In a recent Scrubbing In blog post about sodium, I shared American Heart Association (AHA) recommendations and U.S. Dietary Guidelines indicating Americans should limit sodium intake as part of a healthy diet.
Recently, articles in the New England Journal of Medicine (NEJM) raised new questions about whether general recommendations for low-sodium diets are appropriate and safe for everyone.
Subsequent news coverage of the NEJM articles show there is clear disagreement over the meaning of some of the study findings. Some have indicated general recommendations for low-sodium diets are not needed for many people. Elsewhere, the risk of low-sodium diets has been highlighted. Others disagree, focusing on the health risks of high sodium diets.
Clearly, it’s controversial.
When the studies were published, an editorial in the same NEJM issue recommended further, high quality research be done on this topic.
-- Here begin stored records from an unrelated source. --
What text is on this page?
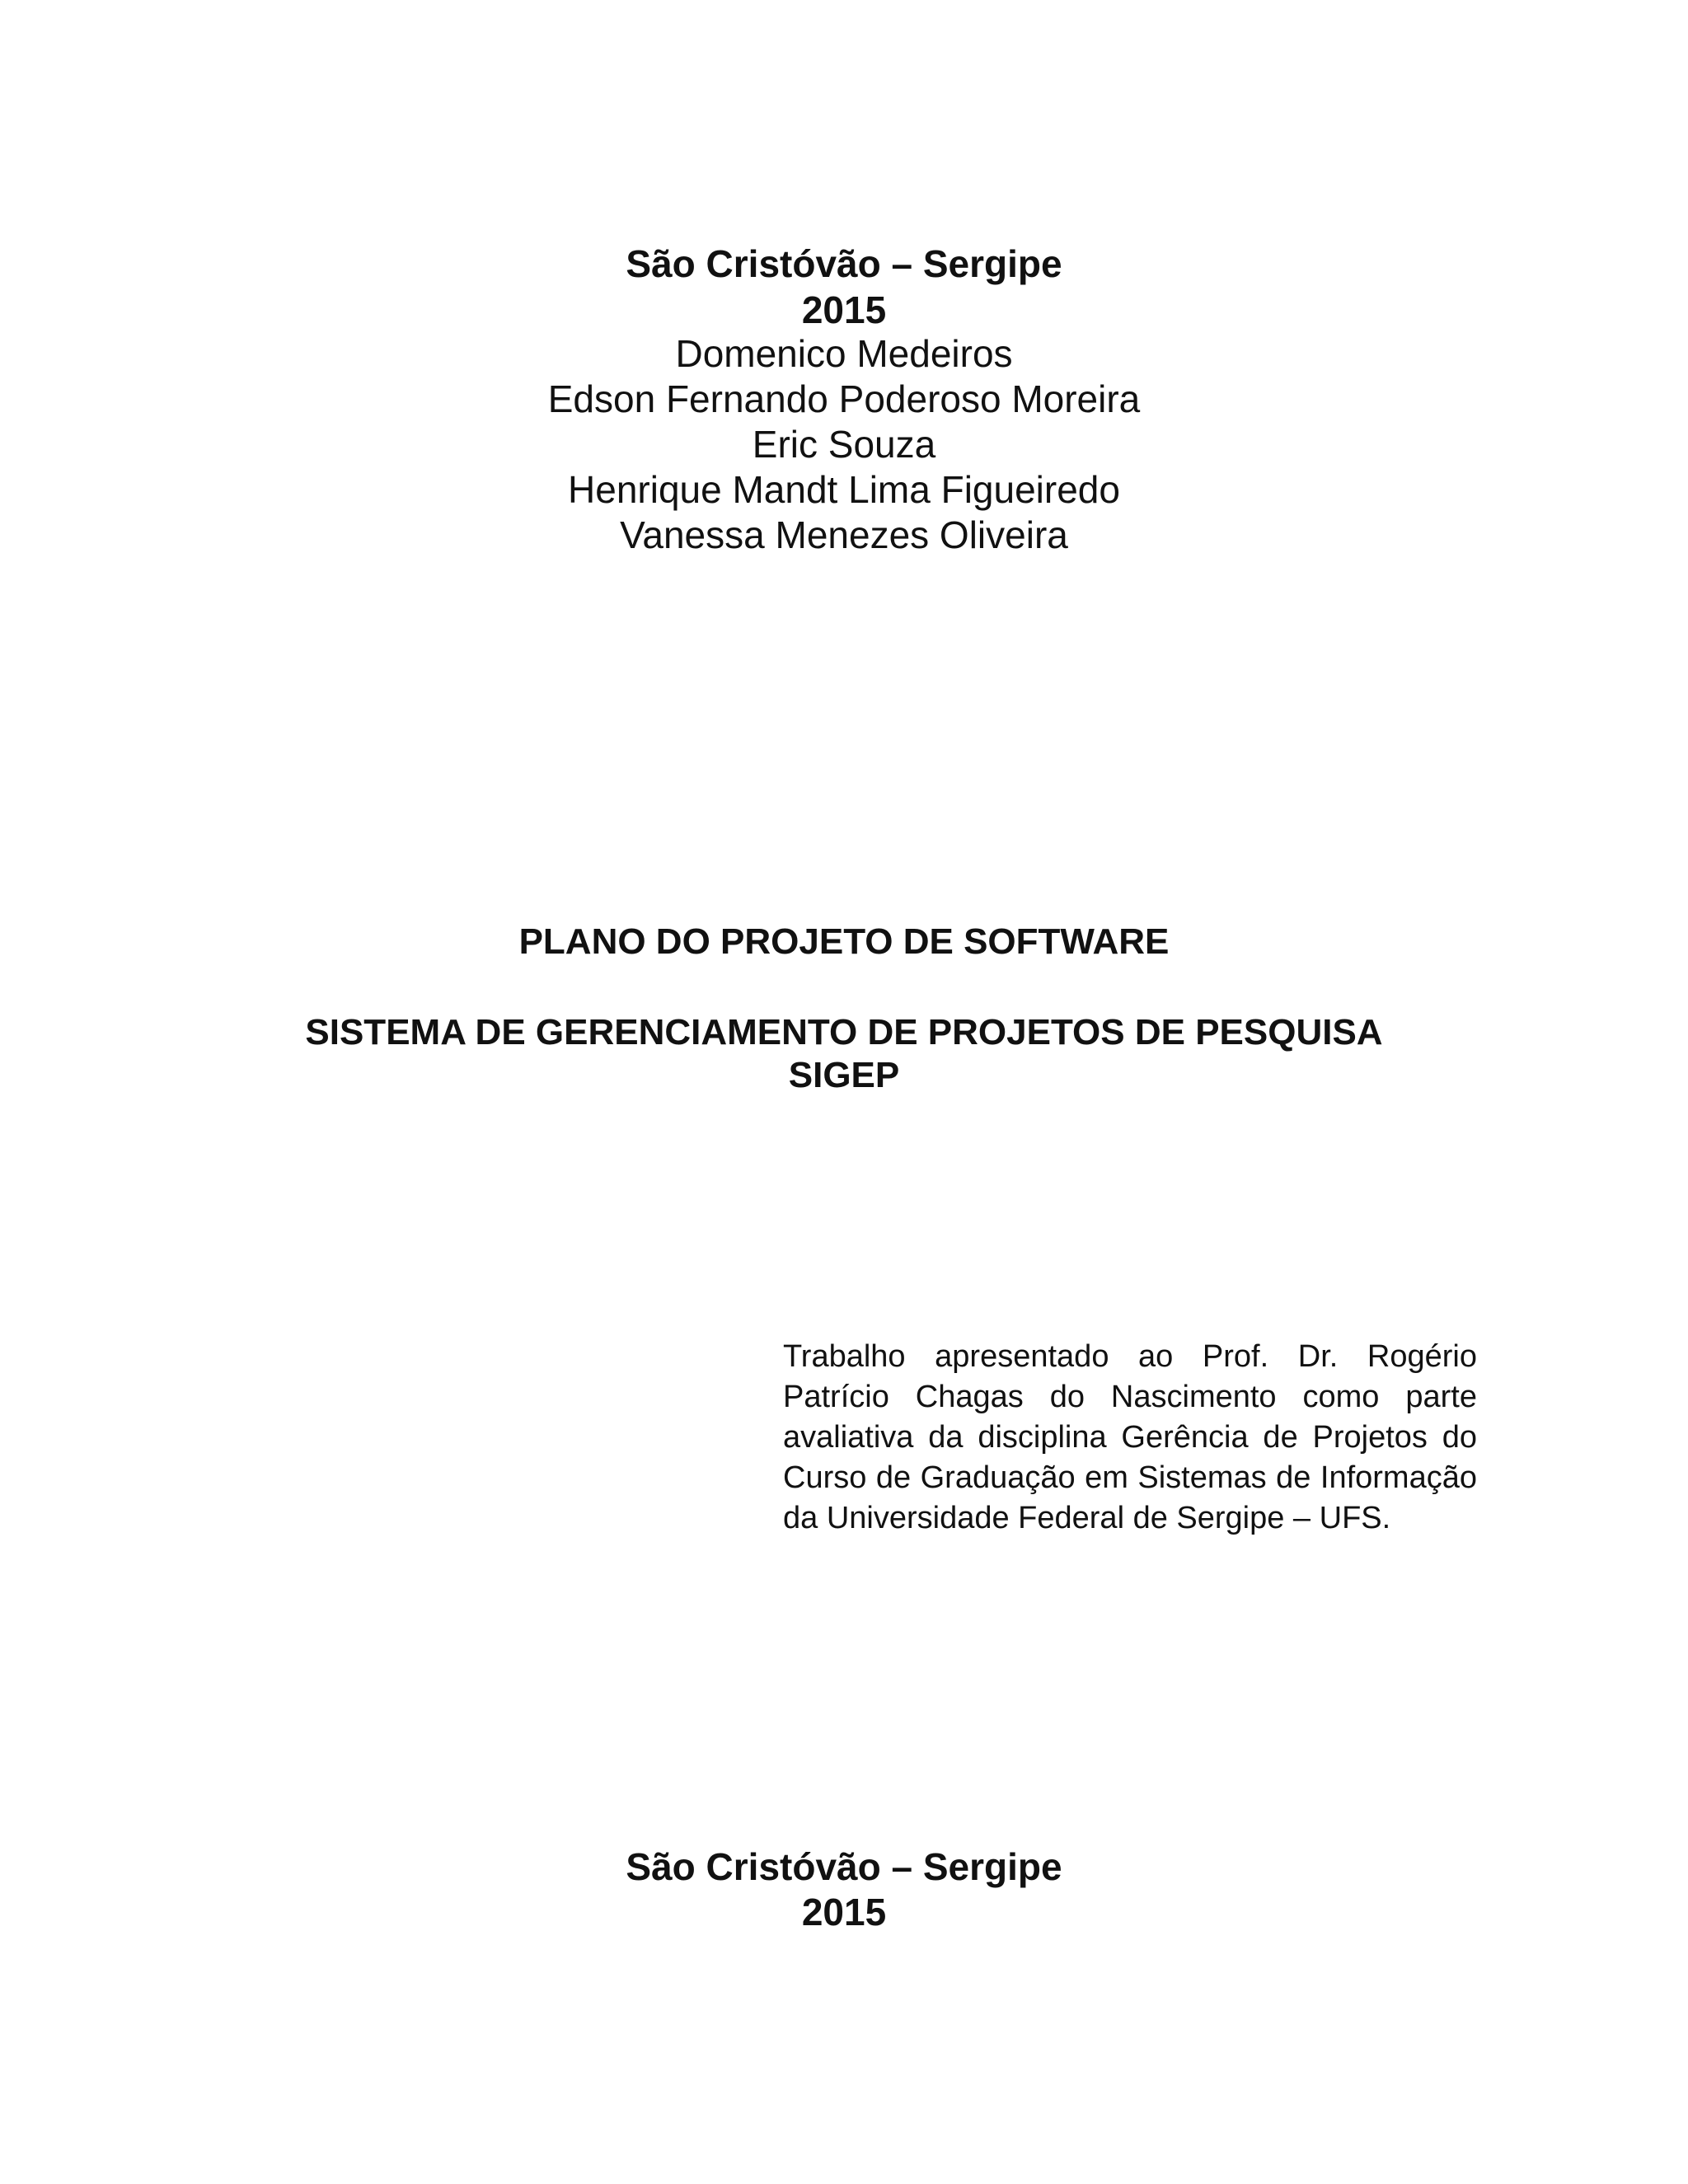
São Cristóvão – Sergipe
2015
Domenico Medeiros
Edson Fernando Poderoso Moreira
Eric Souza
Henrique Mandt Lima Figueiredo
Vanessa Menezes Oliveira
PLANO DO PROJETO DE SOFTWARE
SISTEMA DE GERENCIAMENTO DE PROJETOS DE PESQUISA
SIGEP
Trabalho apresentado ao Prof. Dr. Rogério Patrício Chagas do Nascimento como parte avaliativa da disciplina Gerência de Projetos do Curso de Graduação em Sistemas de Informação da Universidade Federal de Sergipe – UFS.
São Cristóvão – Sergipe
2015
More research might help clear up confusion, but most studies take significant time and resources, so I don’t expect to see new answers in the immediate future. As of today, there have been no changes in the AHA or U.S. government general dietary sodium recommendations. But guidelines do change, so I will keep my eyes open.
So, how do you interpret and apply information about how much sodium you should eat when the experts don’t all agree? The answer likely will be different depending on factors such as age and any individual health problems or risk factors you have. Discuss any questions or concerns you have with your health care provider to get advice tailored to you. This is especially important if you have been advised to follow a low-sodium diet or received other instructions about your sodium consumption.
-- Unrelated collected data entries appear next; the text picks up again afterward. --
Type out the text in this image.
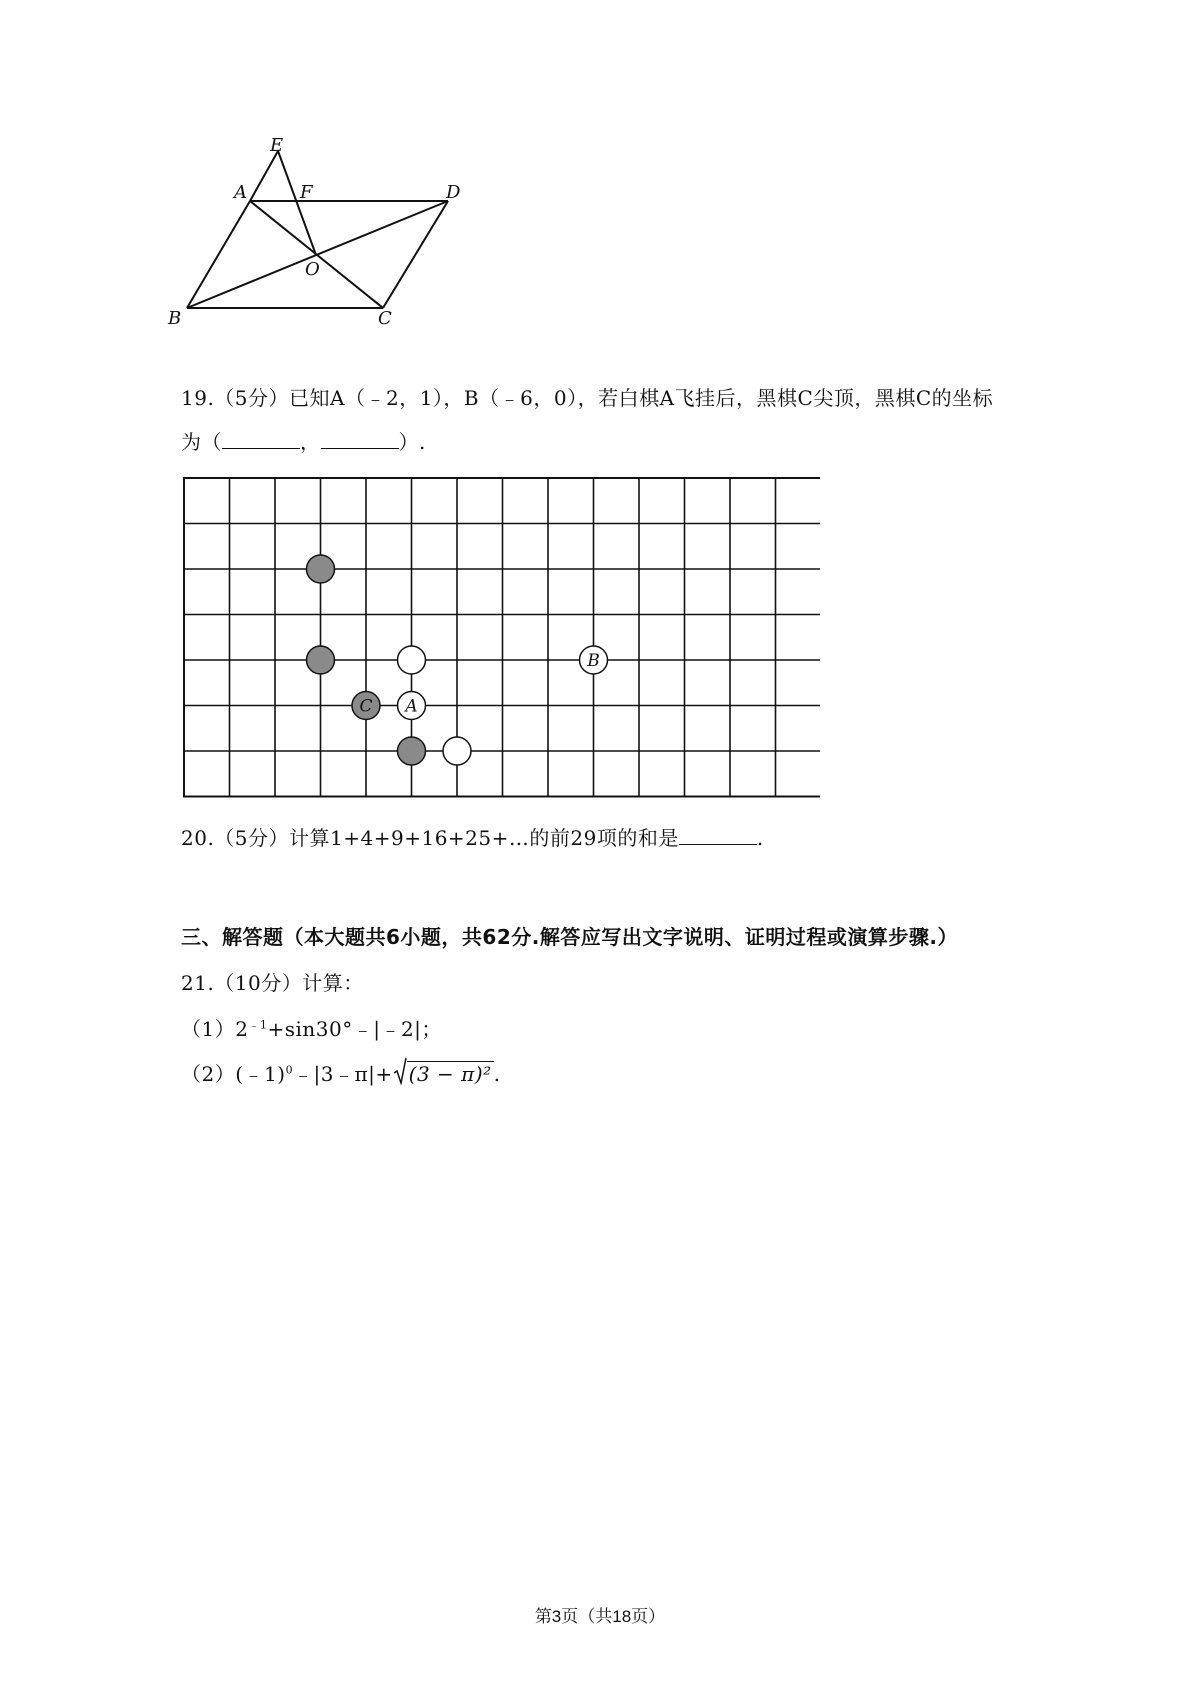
E
A	F	D
O
B	C
19.（5分）已知A（﹣2，1），B（﹣6，0），若白棋A飞挂后，黑棋C尖顶，黑棋C的坐标
为（	，	）.
B
C A
20.（5分）计算1+4+9+16+25+…的前29项的和是	.
三、解答题（本大题共6小题，共62分.解答应写出文字说明、证明过程或演算步骤.）
21.（10分）计算：
$(1)2^{﹣1}+\sin 30^\circ﹣|﹣2|$；
（2）(﹣1)$^0$﹣|3﹣π|+ (3 − π)² .
第3页（共18页）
Here are a few other things to consider:
- The average American age 2 and older consumes over 3,400 mg of sodium per day.
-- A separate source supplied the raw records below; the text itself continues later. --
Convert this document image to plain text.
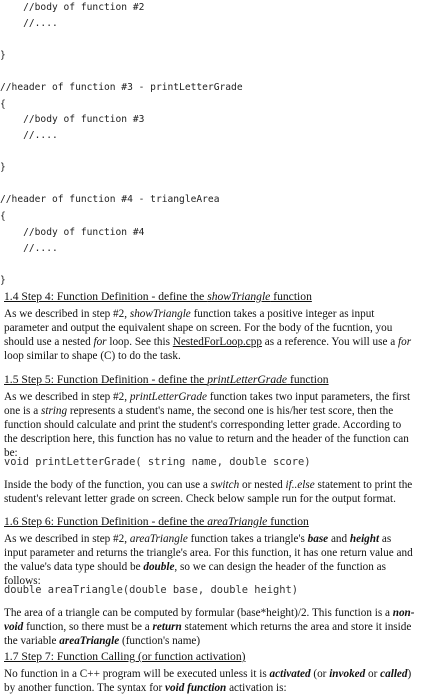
//body of function #2
//....
}
//header of function #3 - printLetterGrade
{
//body of function #3
//....
}
//header of function #4 - triangleArea
{
//body of function #4
//....
}
1.4 Step 4: Function Definition - define the showTriangle function
As we described in step #2, showTriangle function takes a positive integer as input parameter and output the equivalent shape on screen. For the body of the fucntion, you should use a nested for loop. See this NestedForLoop.cpp as a reference. You will use a for loop similar to shape (C) to do the task.
1.5 Step 5: Function Definition - define the printLetterGrade function
As we described in step #2, printLetterGrade function takes two input parameters, the first one is a string represents a student's name, the second one is his/her test score, then the function should calculate and print the student's corresponding letter grade. According to the description here, this function has no value to return and the header of the function can be:
void printLetterGrade( string name, double score)
Inside the body of the function, you can use a switch or nested if..else statement to print the student's relevant letter grade on screen. Check below sample run for the output format.
1.6 Step 6: Function Definition - define the areaTriangle function
As we described in step #2, areaTriangle function takes a triangle's base and height as input parameter and returns the triangle's area. For this function, it has one return value and the value's data type should be double, so we can design the header of the function as follows:
double areaTriangle(double base, double height)
The area of a triangle can be computed by formular (base*height)/2. This function is a non-void function, so there must be a return statement which returns the area and store it inside the variable areaTriangle (function's name)
1.7 Step 7: Function Calling (or function activation)
No function in a C++ program will be executed unless it is activated (or invoked or called) by another function. The syntax for void function activation is:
- High dietary sodium has been linked to higher blood pressure readings in several studies.
- In general, eating more sodium increases blood pressure more as people get older and in people who already have high blood pressure.
- Sodium is not the only nutrient that affects blood pressure. Getting enough potassium in your diet has been reported to have a good effect on blood pressure.
- Registered Dietitians are professionals qualified to work with people on individual nutrition-related goals, in an effort to create an appealing and healthful diet.